[The Luckiest Girl in the School by Angela Brazil]@TWC D-Link bookThe Luckiest Girl in the School CHAPTER II 18/27
Did they compare notes about their tutors? Jane would certainly hold a brief for her much-loved Mr. Elmer, who, in sharp contrast to her parents' severity, taught her so gently and patiently that she grudged the time which was not spent in his presence.
Edward might bemoan the ill-luck of his whipping-boy, who had to bear the floggings which Court etiquette denied to the royal shoulders, and perhaps would declare that when he was grown up, and could make the laws himself, no children should be beaten for badly said lessons, and Jane would agree with him, and then they would pick the red damask roses that Cardinal Wolsey had planted, and walk back under the shadow of the clipped yew hedge to eat cherries and junket in the room that looked out towards the sunset. Winona had warmed to her work.
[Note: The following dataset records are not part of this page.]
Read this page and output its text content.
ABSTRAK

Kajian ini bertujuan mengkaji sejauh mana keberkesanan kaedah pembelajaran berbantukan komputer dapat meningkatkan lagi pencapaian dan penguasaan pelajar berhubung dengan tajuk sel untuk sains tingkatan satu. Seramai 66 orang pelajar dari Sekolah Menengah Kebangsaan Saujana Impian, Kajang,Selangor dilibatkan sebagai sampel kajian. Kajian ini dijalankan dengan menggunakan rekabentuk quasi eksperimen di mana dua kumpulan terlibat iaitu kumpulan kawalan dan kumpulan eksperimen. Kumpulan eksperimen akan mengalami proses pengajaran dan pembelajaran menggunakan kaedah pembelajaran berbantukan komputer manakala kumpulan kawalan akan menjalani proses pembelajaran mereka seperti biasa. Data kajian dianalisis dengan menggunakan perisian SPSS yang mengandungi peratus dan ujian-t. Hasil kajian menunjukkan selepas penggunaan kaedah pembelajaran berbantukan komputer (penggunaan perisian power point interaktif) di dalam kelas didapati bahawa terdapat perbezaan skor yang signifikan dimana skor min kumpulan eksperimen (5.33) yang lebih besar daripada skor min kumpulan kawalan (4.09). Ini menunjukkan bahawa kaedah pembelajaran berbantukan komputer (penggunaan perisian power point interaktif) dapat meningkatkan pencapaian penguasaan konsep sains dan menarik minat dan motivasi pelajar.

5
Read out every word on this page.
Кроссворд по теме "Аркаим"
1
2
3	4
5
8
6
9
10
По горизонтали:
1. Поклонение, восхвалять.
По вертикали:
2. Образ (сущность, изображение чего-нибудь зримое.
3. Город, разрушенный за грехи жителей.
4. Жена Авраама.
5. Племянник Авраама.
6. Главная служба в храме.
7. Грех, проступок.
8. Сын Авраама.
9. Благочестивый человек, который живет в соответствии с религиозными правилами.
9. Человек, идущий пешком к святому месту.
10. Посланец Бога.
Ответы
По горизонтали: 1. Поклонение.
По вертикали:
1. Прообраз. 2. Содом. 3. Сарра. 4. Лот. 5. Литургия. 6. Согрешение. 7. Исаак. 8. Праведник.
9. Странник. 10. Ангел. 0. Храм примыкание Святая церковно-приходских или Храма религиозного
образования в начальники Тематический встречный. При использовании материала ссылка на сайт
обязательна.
Her imagination, always her strongest faculty, completely carried her away.
She pictured her heroine's life, not from the outside, as historians would chronicle it, a mere string of events and dates, but from the inner view of a girl's standpoint.
Did Jane wish to leave her Plato for the bustle of a Court? Did she care for the gay young husband forced upon her by her ambitious parents? Surely for her gentle nature a crown held few allurements.